Benar. Saat ini mereka
tengah dalam perjalanan kembali. Bukan kembali ke rumah. Kembali ke markas
lebih tepatnya. Untuk hari ini, Agatha tidak akan dibreikan izin untuk pergi
kemana-mana. Anggap saja jika kebijakan tersebut adalah hukuman baginya karena
telah berani-beraninya melanggar peraturan.
“Oh, ya! Ada satu hal
yang ingin kutanyakan!” celetuk pria itu tanpa mengalihkan pandangannya dari
jalanan.
“Apa?” balas Agatha
singkat.
“Kenapa alamatmu yang
berada di kartu identitas berbeda dengan tempat tinggalmu sekarang?” tanya pria
itu secara gamblang.
Agatha sama sekali
tidak berekspektasi jika mereka akan membahas hal tersebut sekarang. Pasalnya,
sebelumnya tidak ada yang menyinggung soal itu. Bagaimana bisa otak pria itu
memunculkan ide demikian.
“Itu alamat lamaku, aku
belum sempat mengganti informasi di kartu identitasku,” bohong Agatha.
Sekarang ia mulai
gugup. Tidak bisa dipungkiri. Padahal tadi, gadis itu bisa bersikap tenang saat
menghadapi Hiraeth. Lantas kenapa tidak dengan yang satu ini. Sebenarnya apa
yang salah dengan dirinya sekarang.
“Tapi, darimana kau
bisa mengetahui unit apartmentku?” tanya Agatha serius.
Dia ingin tahu darimana
pria itu mengetahui alamat aslinya. Padahal sebelumnya Immanuel sama sekali tidak
pernah dan tidak akan pernah diizinkan untuk berkunjung ke sana. Tapi, tadi
pagi tiba-tiba saja ia datang secara mengejutkan.
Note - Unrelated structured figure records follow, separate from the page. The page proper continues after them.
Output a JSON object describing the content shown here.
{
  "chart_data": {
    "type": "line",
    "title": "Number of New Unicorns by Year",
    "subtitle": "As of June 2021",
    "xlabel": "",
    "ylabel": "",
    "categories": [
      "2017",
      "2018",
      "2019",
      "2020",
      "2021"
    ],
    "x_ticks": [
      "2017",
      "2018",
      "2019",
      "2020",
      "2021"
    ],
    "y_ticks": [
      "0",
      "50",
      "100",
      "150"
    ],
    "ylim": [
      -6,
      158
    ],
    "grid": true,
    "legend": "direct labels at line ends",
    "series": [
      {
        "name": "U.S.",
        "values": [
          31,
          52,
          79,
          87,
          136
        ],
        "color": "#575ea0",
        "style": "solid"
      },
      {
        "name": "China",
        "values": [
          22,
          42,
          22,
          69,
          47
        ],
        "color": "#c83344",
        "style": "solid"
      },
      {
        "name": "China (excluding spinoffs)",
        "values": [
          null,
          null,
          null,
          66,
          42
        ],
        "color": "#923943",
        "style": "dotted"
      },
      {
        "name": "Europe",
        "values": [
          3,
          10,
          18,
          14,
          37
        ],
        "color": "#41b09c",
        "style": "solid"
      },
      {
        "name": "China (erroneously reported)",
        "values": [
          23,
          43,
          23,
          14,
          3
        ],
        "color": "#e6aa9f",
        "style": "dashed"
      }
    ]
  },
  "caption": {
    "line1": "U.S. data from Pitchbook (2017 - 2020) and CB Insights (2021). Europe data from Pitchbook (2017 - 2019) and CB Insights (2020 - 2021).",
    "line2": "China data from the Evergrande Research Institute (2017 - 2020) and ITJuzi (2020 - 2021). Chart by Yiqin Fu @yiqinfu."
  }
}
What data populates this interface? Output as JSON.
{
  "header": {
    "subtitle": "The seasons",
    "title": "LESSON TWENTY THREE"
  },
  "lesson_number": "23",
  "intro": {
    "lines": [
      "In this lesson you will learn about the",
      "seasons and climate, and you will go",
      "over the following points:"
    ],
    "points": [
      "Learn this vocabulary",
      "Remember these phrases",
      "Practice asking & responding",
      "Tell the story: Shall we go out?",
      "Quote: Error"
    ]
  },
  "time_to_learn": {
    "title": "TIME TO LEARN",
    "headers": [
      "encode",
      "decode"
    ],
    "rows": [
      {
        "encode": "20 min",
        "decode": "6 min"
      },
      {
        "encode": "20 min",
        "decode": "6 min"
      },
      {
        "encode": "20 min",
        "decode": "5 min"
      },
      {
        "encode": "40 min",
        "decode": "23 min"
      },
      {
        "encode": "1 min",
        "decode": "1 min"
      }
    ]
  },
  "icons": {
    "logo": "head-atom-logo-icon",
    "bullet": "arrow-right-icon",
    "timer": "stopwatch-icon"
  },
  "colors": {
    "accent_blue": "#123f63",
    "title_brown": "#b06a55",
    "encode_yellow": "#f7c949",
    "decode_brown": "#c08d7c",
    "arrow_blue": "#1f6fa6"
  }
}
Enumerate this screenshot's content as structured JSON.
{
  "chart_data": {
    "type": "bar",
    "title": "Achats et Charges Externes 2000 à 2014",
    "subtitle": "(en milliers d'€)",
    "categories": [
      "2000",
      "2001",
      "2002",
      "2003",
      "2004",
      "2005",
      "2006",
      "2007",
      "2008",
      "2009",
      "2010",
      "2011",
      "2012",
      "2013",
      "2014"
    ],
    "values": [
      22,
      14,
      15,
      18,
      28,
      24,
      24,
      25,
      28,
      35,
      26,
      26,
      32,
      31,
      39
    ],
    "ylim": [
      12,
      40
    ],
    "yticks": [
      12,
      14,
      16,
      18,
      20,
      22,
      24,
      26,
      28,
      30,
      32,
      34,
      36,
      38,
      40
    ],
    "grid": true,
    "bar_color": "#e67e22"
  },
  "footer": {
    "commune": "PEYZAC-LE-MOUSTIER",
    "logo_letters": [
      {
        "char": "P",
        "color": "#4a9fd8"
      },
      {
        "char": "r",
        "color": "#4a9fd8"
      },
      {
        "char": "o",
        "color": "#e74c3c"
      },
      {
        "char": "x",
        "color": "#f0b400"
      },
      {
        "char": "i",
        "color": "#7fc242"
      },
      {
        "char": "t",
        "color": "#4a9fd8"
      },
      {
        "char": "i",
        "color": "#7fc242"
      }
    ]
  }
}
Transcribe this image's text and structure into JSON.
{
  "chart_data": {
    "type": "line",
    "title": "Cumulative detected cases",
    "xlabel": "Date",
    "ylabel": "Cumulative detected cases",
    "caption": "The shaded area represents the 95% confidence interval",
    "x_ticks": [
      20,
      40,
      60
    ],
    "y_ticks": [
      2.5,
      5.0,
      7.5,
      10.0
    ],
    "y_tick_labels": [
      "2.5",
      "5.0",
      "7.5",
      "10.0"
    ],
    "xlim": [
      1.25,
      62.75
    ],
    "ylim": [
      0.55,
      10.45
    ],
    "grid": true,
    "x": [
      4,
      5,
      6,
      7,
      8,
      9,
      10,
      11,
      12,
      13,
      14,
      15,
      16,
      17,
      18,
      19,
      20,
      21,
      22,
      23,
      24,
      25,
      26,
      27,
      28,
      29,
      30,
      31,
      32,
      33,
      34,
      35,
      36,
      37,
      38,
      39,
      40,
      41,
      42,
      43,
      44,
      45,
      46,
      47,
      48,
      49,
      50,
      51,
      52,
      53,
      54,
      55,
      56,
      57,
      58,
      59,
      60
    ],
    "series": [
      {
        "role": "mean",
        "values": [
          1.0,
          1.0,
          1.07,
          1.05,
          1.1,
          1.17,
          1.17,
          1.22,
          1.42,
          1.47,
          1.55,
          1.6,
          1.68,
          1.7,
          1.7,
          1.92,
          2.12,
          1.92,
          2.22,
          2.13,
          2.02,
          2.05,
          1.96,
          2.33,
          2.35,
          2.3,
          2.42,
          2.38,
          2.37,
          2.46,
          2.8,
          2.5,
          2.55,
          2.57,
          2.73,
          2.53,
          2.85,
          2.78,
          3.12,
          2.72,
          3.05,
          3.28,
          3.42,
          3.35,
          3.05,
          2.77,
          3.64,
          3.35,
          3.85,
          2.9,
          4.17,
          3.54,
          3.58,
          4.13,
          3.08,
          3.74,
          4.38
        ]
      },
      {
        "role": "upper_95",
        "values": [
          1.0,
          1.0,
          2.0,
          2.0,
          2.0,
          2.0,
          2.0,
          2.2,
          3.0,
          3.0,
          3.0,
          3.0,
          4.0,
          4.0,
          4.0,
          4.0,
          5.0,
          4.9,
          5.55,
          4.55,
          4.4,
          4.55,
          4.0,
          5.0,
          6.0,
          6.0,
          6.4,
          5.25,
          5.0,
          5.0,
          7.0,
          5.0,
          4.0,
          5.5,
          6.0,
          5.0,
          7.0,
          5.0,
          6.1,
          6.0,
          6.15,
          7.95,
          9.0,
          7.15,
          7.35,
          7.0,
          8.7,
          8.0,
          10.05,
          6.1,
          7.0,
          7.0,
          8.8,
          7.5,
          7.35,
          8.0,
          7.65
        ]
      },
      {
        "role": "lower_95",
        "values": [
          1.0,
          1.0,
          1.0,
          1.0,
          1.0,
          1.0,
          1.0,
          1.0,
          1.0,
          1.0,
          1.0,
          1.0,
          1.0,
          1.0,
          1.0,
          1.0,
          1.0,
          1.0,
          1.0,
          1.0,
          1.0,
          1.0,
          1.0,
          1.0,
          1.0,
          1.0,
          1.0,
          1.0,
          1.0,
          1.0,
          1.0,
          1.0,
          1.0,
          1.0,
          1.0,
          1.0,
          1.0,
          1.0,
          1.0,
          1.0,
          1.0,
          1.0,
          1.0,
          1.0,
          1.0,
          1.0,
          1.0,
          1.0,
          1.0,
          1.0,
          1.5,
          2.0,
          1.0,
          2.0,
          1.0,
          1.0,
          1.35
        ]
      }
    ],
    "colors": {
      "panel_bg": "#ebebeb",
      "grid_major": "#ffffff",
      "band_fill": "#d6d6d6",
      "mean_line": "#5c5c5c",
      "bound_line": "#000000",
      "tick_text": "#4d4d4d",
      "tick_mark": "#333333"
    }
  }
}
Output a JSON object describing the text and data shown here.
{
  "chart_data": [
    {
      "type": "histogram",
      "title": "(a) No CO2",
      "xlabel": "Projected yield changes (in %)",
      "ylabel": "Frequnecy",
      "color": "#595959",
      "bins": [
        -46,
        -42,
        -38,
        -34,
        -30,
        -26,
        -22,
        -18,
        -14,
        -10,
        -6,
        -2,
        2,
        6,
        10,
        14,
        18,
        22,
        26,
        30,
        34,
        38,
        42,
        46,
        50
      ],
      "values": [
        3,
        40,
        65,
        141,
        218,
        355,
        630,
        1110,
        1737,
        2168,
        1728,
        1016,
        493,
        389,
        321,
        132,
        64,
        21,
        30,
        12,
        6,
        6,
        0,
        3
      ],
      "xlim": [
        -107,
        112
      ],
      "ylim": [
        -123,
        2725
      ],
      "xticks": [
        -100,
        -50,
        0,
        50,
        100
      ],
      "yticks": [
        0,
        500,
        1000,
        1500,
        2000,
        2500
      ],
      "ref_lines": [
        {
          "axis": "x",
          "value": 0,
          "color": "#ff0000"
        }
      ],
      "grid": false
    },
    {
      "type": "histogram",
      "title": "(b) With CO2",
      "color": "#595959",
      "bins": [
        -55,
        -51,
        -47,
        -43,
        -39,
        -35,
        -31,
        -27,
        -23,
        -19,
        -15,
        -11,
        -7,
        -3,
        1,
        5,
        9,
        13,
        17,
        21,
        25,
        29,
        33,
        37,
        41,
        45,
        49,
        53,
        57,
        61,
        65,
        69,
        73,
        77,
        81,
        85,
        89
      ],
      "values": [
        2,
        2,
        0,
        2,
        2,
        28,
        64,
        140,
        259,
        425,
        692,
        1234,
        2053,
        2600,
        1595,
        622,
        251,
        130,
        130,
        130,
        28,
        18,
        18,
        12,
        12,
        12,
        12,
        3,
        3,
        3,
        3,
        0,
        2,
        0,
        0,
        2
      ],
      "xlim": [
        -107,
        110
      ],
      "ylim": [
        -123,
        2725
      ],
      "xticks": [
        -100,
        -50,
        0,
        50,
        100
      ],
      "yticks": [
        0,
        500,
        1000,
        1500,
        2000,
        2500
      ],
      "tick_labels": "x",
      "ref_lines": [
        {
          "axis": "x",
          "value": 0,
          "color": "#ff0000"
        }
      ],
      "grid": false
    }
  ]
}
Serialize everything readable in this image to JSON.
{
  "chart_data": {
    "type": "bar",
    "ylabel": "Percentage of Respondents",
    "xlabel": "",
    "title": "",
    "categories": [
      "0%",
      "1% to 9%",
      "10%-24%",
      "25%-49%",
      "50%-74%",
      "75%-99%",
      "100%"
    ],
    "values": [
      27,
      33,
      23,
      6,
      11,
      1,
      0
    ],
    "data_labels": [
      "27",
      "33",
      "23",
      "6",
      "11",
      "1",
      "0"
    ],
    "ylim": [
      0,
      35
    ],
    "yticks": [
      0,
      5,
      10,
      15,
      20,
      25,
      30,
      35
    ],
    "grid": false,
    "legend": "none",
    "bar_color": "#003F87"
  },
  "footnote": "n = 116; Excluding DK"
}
Sontak hal itu membuat Agahta
bertanya-tanya.
“Sekarang ada fitur
saja.”
“Kau menyadap
ponselku?!”
“Tidak, makanya tenang
dulu.”
“Kami selalu meletakkan
satu alat pelacak arah berbasis GPS di setiap kendaraan. Jadi, bukan hanya kau
saja. Melainkan semua orang juga mendapatkan perlakuan yang sama. Dengan
begitu, orang-orang akan dengan mudah menemukan lokasi terbarumu.”
“Yang benar saja! Untuk
apa kalian melakukan hal seperti itu?!”
“Untuk berjaga-jaga
saja. Kalau suatu hari nanti kau hilang dan tidak kembali, atau bahkan terjadi
sesuatu yang mencurigakan. Jadi, kami bisa cepat membantu dan menemukanmu.”
“Sial! Aku tidak suka
dimata-matai seperti itu!”
“Tapi, memang begitulah
aturan yang berlaku. Kau bisa bertanya kepada yang lainnya kalau tak percaya.”
“Terserahmu saja!”
“Jangan pernah
berpikiran untuk merusak atau bahkan melepas alat tersebut dari sepeda motormu.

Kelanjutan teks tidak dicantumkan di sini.